No question here. Just some information someone might be able to use in
their spam-fighting arsenal:
I use zen.spamhaus.org in the rcpt acl as my primary spam filter. This
catches at least 99% of the spam directed at my server. I run
spamassassin in the data acl and reject anything with a score greater
than 10.0. This rejects very close to 100% of the remainder without
losing any "ham".
HOWEVER, a couple of specific email recipient addresses have been
regularly successfully targeted by so-called "snow shoe" spammers. See:
https://blogs.sophos.com/2014/11/21/snowshoe-spam-is-on-the-rise-what-can-be-done-about-it/
These spammers constantly switch to new IP blocks where they register
numerous domains that spew out various kinds of spam that is very hard
to detect automatically. One of the zen spamhaus lists catches on to
these spammers relatively quickly and lists their whole IP block. SPAM
then ceases for a couple of days, but then they just switch to a new IP
block with new domains. In the gap between the switch to the new block
and the zen response, your server gets spammed. Rinse and repeat.

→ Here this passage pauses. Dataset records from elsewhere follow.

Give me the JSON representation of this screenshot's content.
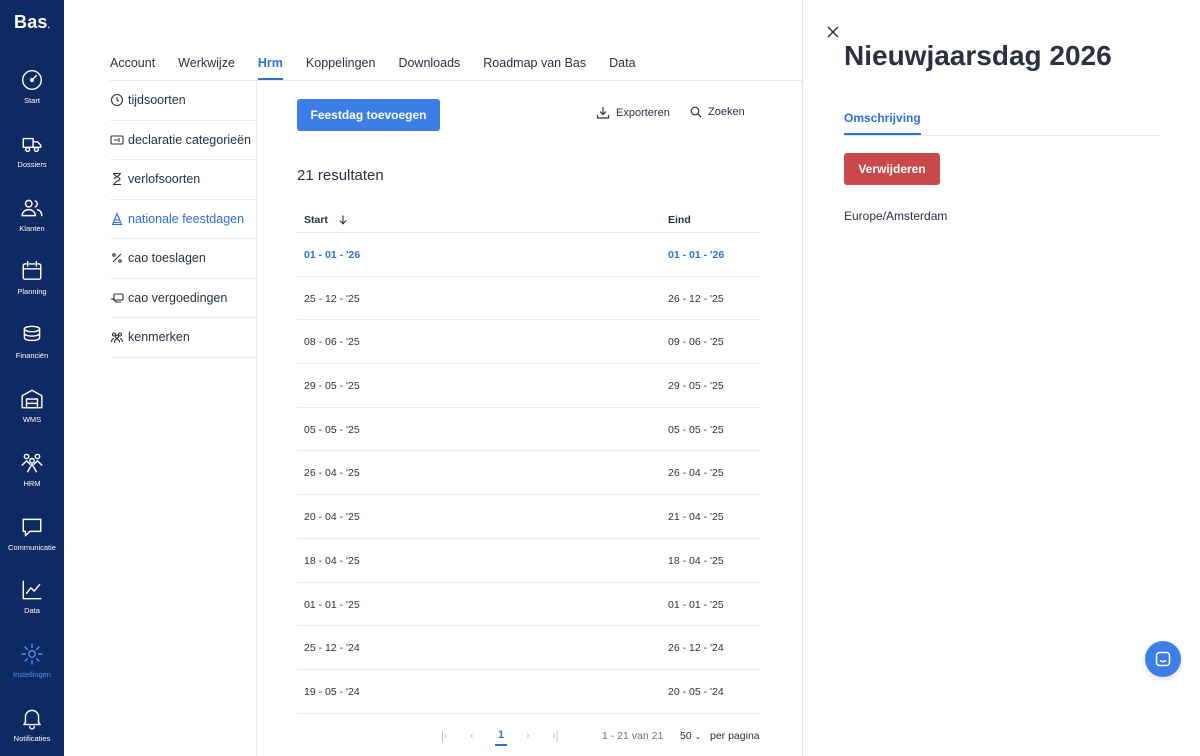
{
  "brand": {
    "logo": "Bas",
    "logo_mark": "."
  },
  "nav": [
    {
      "label": "Start",
      "icon": "dashboard-icon"
    },
    {
      "label": "Dossiers",
      "icon": "truck-icon"
    },
    {
      "label": "Klanten",
      "icon": "users-icon"
    },
    {
      "label": "Planning",
      "icon": "calendar-icon"
    },
    {
      "label": "Financiën",
      "icon": "coins-icon"
    },
    {
      "label": "WMS",
      "icon": "warehouse-icon"
    },
    {
      "label": "HRM",
      "icon": "team-icon"
    },
    {
      "label": "Communicatie",
      "icon": "chat-bubble-icon"
    },
    {
      "label": "Data",
      "icon": "line-chart-icon"
    },
    {
      "label": "Instellingen",
      "icon": "gear-icon"
    },
    {
      "label": "Notificaties",
      "icon": "bell-icon"
    }
  ],
  "tabs": [
    "Account",
    "Werkwijze",
    "Hrm",
    "Koppelingen",
    "Downloads",
    "Roadmap van Bas",
    "Data"
  ],
  "active_tab": "Hrm",
  "subnav": [
    {
      "label": "tijdsoorten",
      "icon": "clock-icon"
    },
    {
      "label": "declaratie categorieën",
      "icon": "receipt-icon"
    },
    {
      "label": "verlofsoorten",
      "icon": "hourglass-icon"
    },
    {
      "label": "nationale feestdagen",
      "icon": "party-hat-icon"
    },
    {
      "label": "cao toeslagen",
      "icon": "percent-icon"
    },
    {
      "label": "cao vergoedingen",
      "icon": "money-hand-icon"
    },
    {
      "label": "kenmerken",
      "icon": "people-group-icon"
    }
  ],
  "toolbar": {
    "add_label": "Feestdag toevoegen",
    "export_label": "Exporteren",
    "search_label": "Zoeken"
  },
  "results_label": "21 resultaten",
  "table": {
    "col_start": "Start",
    "col_end": "Eind",
    "rows": [
      {
        "start": "01 - 01 - '26",
        "end": "01 - 01 - '26"
      },
      {
        "start": "25 - 12 - '25",
        "end": "26 - 12 - '25"
      },
      {
        "start": "08 - 06 - '25",
        "end": "09 - 06 - '25"
      },
      {
        "start": "29 - 05 - '25",
        "end": "29 - 05 - '25"
      },
      {
        "start": "05 - 05 - '25",
        "end": "05 - 05 - '25"
      },
      {
        "start": "26 - 04 - '25",
        "end": "26 - 04 - '25"
      },
      {
        "start": "20 - 04 - '25",
        "end": "21 - 04 - '25"
      },
      {
        "start": "18 - 04 - '25",
        "end": "18 - 04 - '25"
      },
      {
        "start": "01 - 01 - '25",
        "end": "01 - 01 - '25"
      },
      {
        "start": "25 - 12 - '24",
        "end": "26 - 12 - '24"
      },
      {
        "start": "19 - 05 - '24",
        "end": "20 - 05 - '24"
      }
    ]
  },
  "pagination": {
    "current": "1",
    "range": "1 - 21 van 21",
    "per_page": "50",
    "per_page_label": "per pagina"
  },
  "panel": {
    "title": "Nieuwjaarsdag 2026",
    "tab": "Omschrijving",
    "delete_label": "Verwijderen",
    "timezone": "Europe/Amsterdam"
  },
  "colors": {
    "nav_bg": "#0d2a63",
    "accent": "#3c7ee8",
    "danger": "#c8494b"
  }
}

The usual techniques for recognizing spam are fairly useless against
these guys. They are very adept at tailoring the spam they send to avoid
triggering most Spamassassin checks, which pretty much cover the gamut
of ways emails can be analyzed. The emails typically generate SA scores
less than 2.0, too low to reliably flag as spam. I was pretty much
resigned to living with this level of spam due to the difficulty in
coming up with an automated way to recognize them.
After collecting about a months worth of these for one recipient address
(from two dozen different spam domains over three IP-block changes), I
did a detailed look over about two hours. I noticed an interesting
pattern. Each spam email contains several coded web links (usually both
in plain text and in html "a" tags). The URLs follow a pattern something
like the following:
http://spamdomain/something/hash-string/word
or
http://spamdomain/hash-string/word
or
http://spamdomain/word/hash-string
NOTE: "word" is always a common English word of 4 or 5 characters,
different for each URL. Several different ones will appear in the same
email. "hash string" is composed of ASCII alphanumerics, usually about
30-40 characters long, in essentially random order, both upper and lower
case. Each URL contains a different "hash-string".

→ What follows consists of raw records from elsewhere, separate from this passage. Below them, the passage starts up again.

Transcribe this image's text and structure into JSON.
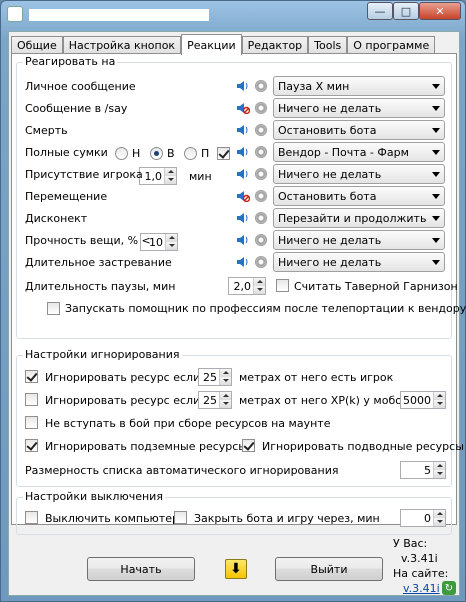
{
  "titlebar": {
    "minimize": "—",
    "maximize": "□",
    "close": "✕"
  },
  "tabs": [
    {
      "label": "Общие"
    },
    {
      "label": "Настройка кнопок"
    },
    {
      "label": "Реакции"
    },
    {
      "label": "Редактор"
    },
    {
      "label": "Tools"
    },
    {
      "label": "О программе"
    }
  ],
  "reactions": {
    "title": "Реагировать на",
    "rows": [
      {
        "label": "Личное сообщение",
        "sound": "on",
        "action": "Пауза X мин"
      },
      {
        "label": "Сообщение в /say",
        "sound": "muted",
        "action": "Ничего не делать"
      },
      {
        "label": "Смерть",
        "sound": "on",
        "action": "Остановить бота"
      },
      {
        "label": "Полные сумки",
        "sound": "on",
        "action": "Вендор - Почта - Фарм"
      },
      {
        "label": "Присутствие игрока",
        "sound": "on",
        "action": "Ничего не делать"
      },
      {
        "label": "Перемещение",
        "sound": "muted",
        "action": "Остановить бота"
      },
      {
        "label": "Дисконект",
        "sound": "on",
        "action": "Перезайти и продолжить"
      },
      {
        "label": "Прочность вещи, % <",
        "sound": "on",
        "action": "Ничего не делать"
      },
      {
        "label": "Длительное застревание",
        "sound": "on",
        "action": "Ничего не делать"
      }
    ],
    "radios": [
      {
        "label": "Н",
        "checked": false
      },
      {
        "label": "В",
        "checked": true
      },
      {
        "label": "П",
        "checked": false
      }
    ],
    "bags_checkbox_checked": true,
    "player_presence_value": "1,0",
    "player_presence_unit": "мин",
    "durability_value": "10",
    "pause_label": "Длительность паузы, мин",
    "pause_value": "2,0",
    "tavern_label": "Считать Таверной Гарнизон",
    "tavern_checked": false,
    "professions_label": "Запускать помощник по профессиям после телепортации к вендору",
    "professions_checked": false
  },
  "ignore": {
    "title": "Настройки игнорирования",
    "row1": {
      "prefix": "Игнорировать ресурс если в",
      "value": "25",
      "suffix": "метрах от него есть игрок",
      "checked": true
    },
    "row2": {
      "prefix": "Игнорировать ресурс если в",
      "value": "25",
      "suffix": "метрах от него XP(k) у мобов >",
      "xp_value": "5000",
      "checked": false
    },
    "row3": {
      "label": "Не вступать в бой при сборе ресурсов на маунте",
      "checked": false
    },
    "row4": {
      "label": "Игнорировать подземные ресурсы",
      "checked": true
    },
    "row5": {
      "label": "Игнорировать подводные ресурсы",
      "checked": true
    },
    "list_size_label": "Размерность списка автоматического игнорирования",
    "list_size_value": "5"
  },
  "shutdown": {
    "title": "Настройки выключения",
    "shutdown_pc": "Выключить компьютер",
    "shutdown_pc_checked": false,
    "close_bot": "Закрыть бота и игру через, мин",
    "close_bot_checked": false,
    "close_bot_value": "0"
  },
  "footer": {
    "start": "Начать",
    "download_icon": "down-arrow-icon",
    "exit": "Выйти",
    "you_have": "У Вас:",
    "local_version": "v.3.41i",
    "on_site": "На сайте:",
    "site_version": "v.3.41i"
  }
}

HOWEVER, I noticed that "hash-string" in emails for the same target
recipient ALWAYS contains the exact same embedded substring. In the
specific case of the ones I saved, the substring is exactly 22
characters long. My theory is that the 22 characters are a hash of the
full recipient email address, and the remainder of this string is a hash
of "word", plus possibly some other keyword in the text. (Thus my term
"hash-string"). I understand that this sort of coded URL is common
among snowshoe spammers.
This has resulted in my inserting the following custom SA rule for this
specific recipient address:
(where "hash-constant" is the known hash substring that always appears
in URIs in the spam addressed to this recipient address)
### snowshoe rule for Fred@???
uri LOCAL_SNOWSHOE_RULE_1 /hash-constant/
score LOCAL_SNOWSHOE_RULE_1 20.0
describe LOCAL_SNOWSHOE_RULE_1 reject known snow shoe spammer
(Add a rule for each known hash-constant)
100% of this spam is now denied. They keep sending, despite rejection.
This rule has no effect on legitimate emails, as there is zero
likelihood of that same gibberish appearing in any URL in a legitimate
email.
I realize my Spamassin rule technique is probably not useful for a large
server. However, I can envision a script being written to recognize a
recurring pattern in embedded URLs of the type described. I would also
love if there was an automated way for an email server to notify
spamhaus of each IP that sends one of these emails, as soon as it is
received.